Prosecutors in Guatemala believe a current congressman ordered the killing of a local journalist in 2015, a reminder of the potentially fatal consequences of reporting on corruption in a nation that until recently was considered to be a mafia state.
Guatemala's Attorney General's Office and the International Commission against Impunity in Guatemala (Comisión Internacional Contra la Impunidad en Guatemala - CICIG), a United Nations-backed anti-impunity body, requested a preliminary hearing for Congressman Julio Juárez during a January 26 press conference, reported El Periódico.
Prosecutors suspect Juárez of ordering the murder of journalist Danilo López in the town of Mazatenango, Suchitepéquez. A second journalist was also killed in the March 2015 attack. At the time, Juárez was the mayor of Cuyotenango, another municipality in Suchitepéquez department.

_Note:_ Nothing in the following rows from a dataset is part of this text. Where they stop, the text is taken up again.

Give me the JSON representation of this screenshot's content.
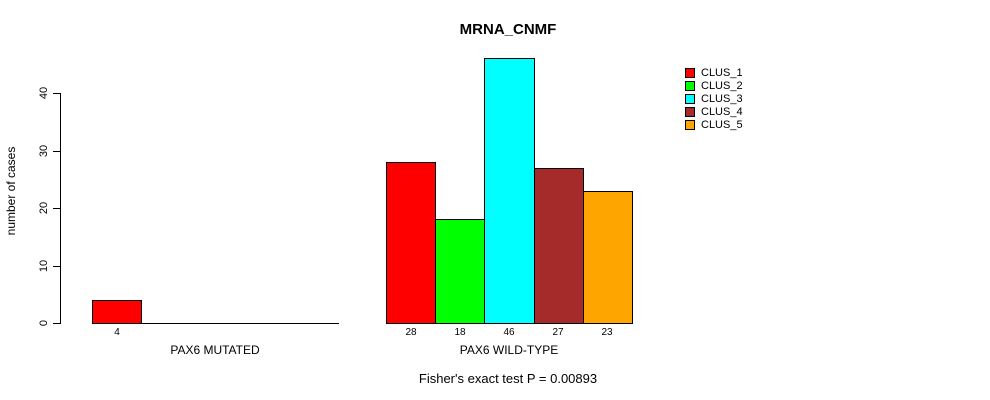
{
  "chart_data": {
    "type": "bar",
    "title": "MRNA_CNMF",
    "ylabel": "number of cases",
    "xlabel": "",
    "ylim": [
      0,
      46
    ],
    "yticks": [
      0,
      10,
      20,
      30,
      40
    ],
    "grid": false,
    "background": "#FFFFFF",
    "axis_color": "#000000",
    "annotation": "Fisher's exact test P = 0.00893",
    "categories": [
      "PAX6 MUTATED",
      "PAX6 WILD-TYPE"
    ],
    "groups": [
      {
        "label": "PAX6 MUTATED",
        "slots": 5,
        "bars": [
          {
            "cluster": "CLUS_1",
            "value": 4,
            "color": "#FF0000"
          }
        ]
      },
      {
        "label": "PAX6 WILD-TYPE",
        "slots": 5,
        "bars": [
          {
            "cluster": "CLUS_1",
            "value": 28,
            "color": "#FF0000"
          },
          {
            "cluster": "CLUS_2",
            "value": 18,
            "color": "#00FF00"
          },
          {
            "cluster": "CLUS_3",
            "value": 46,
            "color": "#00FFFF"
          },
          {
            "cluster": "CLUS_4",
            "value": 27,
            "color": "#A52A2A"
          },
          {
            "cluster": "CLUS_5",
            "value": 23,
            "color": "#FFA500"
          }
        ]
      }
    ],
    "legend": {
      "position": "right",
      "entries": [
        {
          "label": "CLUS_1",
          "color": "#FF0000"
        },
        {
          "label": "CLUS_2",
          "color": "#00FF00"
        },
        {
          "label": "CLUS_3",
          "color": "#00FFFF"
        },
        {
          "label": "CLUS_4",
          "color": "#A52A2A"
        },
        {
          "label": "CLUS_5",
          "color": "#FFA500"
        }
      ]
    }
  }
}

Recovered text messages show that López had gotten into a disagreement with Juárez because the mayor had retracted his support for a candidate vying to be his successor, according to EFE. López followed up by publishing an investigation which alleged that Juárez had not met his tax obligations. This resulted in Juárez viewing the journalist as a "threat to the consolidation of his candidacy as a district congressman and a questioning of his power in the area," said CICIG Commissioner Iván Velásquez, adding that it is "highly probable" that Juárez is behind the murder.

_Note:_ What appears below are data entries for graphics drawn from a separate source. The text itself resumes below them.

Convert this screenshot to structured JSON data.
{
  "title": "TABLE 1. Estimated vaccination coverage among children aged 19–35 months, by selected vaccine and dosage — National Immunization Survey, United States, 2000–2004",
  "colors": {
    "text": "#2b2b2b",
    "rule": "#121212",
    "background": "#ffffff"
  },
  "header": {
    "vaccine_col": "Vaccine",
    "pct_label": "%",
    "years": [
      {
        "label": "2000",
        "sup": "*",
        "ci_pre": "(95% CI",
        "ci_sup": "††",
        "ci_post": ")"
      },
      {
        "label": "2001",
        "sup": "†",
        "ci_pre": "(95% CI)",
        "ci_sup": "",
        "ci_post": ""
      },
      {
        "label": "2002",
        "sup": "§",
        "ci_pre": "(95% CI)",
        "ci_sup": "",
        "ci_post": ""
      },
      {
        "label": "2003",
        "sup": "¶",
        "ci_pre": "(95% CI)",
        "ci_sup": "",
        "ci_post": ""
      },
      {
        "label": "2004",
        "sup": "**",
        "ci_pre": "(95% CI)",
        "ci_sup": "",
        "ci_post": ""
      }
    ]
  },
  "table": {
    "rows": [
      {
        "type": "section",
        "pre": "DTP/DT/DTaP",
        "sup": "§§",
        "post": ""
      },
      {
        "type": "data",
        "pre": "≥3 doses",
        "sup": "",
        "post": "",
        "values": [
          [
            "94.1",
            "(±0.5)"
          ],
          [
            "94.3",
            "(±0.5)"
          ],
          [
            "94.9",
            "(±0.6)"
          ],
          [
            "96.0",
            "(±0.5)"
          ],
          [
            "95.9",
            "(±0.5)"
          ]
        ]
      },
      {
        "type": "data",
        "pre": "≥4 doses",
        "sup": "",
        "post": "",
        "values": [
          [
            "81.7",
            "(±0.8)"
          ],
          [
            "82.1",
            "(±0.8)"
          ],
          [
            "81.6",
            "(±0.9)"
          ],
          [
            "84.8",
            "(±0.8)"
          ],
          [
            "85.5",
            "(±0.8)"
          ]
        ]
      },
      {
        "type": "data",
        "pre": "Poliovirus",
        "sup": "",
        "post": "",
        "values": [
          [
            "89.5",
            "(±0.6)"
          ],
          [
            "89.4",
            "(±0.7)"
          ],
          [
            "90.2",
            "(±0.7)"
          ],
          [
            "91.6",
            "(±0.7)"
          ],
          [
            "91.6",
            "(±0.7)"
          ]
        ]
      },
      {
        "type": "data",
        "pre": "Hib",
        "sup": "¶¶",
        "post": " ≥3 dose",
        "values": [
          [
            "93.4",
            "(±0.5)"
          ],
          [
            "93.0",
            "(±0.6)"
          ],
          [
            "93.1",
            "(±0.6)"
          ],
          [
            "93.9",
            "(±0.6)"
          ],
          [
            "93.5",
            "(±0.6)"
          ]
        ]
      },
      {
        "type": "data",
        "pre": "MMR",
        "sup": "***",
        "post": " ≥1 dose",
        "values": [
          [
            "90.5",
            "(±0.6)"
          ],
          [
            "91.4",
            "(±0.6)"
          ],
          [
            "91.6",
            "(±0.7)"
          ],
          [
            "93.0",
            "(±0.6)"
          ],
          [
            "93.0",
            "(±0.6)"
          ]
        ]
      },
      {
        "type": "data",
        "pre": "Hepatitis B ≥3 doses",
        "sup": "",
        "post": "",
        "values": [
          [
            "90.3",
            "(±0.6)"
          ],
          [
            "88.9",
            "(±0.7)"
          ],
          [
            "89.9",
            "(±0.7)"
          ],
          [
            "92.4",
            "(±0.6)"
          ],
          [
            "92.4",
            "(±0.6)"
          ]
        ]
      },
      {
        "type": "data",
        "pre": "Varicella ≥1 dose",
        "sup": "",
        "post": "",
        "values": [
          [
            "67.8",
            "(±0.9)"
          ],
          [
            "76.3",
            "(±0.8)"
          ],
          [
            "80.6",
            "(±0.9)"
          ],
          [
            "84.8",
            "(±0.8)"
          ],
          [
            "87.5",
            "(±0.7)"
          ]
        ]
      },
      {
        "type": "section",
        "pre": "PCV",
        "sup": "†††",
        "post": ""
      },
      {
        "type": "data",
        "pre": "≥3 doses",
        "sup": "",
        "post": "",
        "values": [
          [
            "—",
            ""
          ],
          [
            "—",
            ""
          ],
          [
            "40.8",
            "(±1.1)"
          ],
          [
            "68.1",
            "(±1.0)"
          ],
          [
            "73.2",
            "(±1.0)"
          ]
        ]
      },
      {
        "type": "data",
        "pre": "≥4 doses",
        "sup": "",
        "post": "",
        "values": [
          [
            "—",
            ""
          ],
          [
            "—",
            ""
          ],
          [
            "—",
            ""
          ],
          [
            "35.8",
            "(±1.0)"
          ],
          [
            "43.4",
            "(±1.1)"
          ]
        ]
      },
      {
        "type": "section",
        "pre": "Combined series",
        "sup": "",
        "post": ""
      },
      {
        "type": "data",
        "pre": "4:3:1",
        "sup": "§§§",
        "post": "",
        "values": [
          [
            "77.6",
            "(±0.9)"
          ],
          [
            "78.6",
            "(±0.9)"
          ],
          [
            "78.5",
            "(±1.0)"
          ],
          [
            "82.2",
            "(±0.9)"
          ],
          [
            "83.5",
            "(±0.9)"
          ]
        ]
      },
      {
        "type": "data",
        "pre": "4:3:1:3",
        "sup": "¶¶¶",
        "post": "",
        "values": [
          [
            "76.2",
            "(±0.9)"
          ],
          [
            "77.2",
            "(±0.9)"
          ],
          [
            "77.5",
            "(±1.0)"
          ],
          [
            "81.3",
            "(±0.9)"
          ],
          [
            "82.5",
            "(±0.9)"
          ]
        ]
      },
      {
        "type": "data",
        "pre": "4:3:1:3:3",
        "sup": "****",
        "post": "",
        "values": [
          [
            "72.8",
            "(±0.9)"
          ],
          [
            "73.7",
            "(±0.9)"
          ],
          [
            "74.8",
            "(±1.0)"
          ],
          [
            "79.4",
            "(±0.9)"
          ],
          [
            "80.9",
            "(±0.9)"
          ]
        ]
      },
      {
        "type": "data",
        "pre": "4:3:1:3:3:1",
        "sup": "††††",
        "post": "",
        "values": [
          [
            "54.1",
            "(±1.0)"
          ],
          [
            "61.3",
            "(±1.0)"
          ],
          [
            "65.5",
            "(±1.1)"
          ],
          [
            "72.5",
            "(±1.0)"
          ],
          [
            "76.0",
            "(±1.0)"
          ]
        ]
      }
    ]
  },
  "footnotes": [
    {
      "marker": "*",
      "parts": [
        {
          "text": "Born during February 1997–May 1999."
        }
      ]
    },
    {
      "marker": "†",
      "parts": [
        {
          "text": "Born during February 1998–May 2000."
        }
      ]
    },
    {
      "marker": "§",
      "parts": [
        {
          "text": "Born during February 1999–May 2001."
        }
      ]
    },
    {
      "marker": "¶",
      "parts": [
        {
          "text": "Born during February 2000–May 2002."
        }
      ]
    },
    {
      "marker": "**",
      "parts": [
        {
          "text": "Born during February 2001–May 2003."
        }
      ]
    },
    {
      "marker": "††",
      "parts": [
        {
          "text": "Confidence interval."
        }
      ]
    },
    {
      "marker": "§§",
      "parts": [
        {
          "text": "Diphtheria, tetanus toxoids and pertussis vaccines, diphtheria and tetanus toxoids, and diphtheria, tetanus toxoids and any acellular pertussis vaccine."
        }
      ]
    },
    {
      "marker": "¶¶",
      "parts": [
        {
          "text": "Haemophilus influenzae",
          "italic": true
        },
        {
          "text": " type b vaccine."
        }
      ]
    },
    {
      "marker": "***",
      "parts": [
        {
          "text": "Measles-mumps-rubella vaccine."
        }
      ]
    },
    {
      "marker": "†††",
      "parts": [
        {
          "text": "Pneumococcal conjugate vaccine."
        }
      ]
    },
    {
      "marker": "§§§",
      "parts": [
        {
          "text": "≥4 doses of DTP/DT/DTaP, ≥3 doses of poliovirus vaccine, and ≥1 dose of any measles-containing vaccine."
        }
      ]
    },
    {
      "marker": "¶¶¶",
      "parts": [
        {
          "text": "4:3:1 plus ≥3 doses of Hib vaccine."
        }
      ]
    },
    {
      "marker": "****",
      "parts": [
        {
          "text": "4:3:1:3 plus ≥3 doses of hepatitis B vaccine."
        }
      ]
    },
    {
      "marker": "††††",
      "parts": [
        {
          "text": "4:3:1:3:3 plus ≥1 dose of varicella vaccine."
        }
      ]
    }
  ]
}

The prosecutors also announced the arrests of two individuals who are believed to have been the intermediaries between Juárez and the criminal network that carried out the hit, reported Prensa Libre.
InSight Crime Analysis
The allegations against Juárez highlight the dangers faced by investigative journalists in Guatemala, and the power of corrupt politicians to silence them. López filed an official complaint in 2013 saying that he had received threats following his investigation into a different mayor in Suchitepéquez, but the authorities were evidently either unable or unwilling to prevent his murder.
His case is hardly unique. Guatemala was ranked by one watchdog as the deadliest nation in Central America for journalists in 2013, beating out notoriously violent neighbors El Salvador and Honduras. Shortly after López' murder, the Attorney General's Office said reports of journalists being threatened had risen every year since 2010.
SEE ALSO: Guatemala News and Profiles
Violence against journalists is especially worrisome in a country as notoriously corrupt as Guatemala. Former President Otto Pérez Molina and his Vice President Roxana Baldetti are in jail on corruption charges, along with several members of his cabinet. And corruption allegations are now threatening to take down yet another administration following the arrest of current President Jimmy Morales' brother and son last week.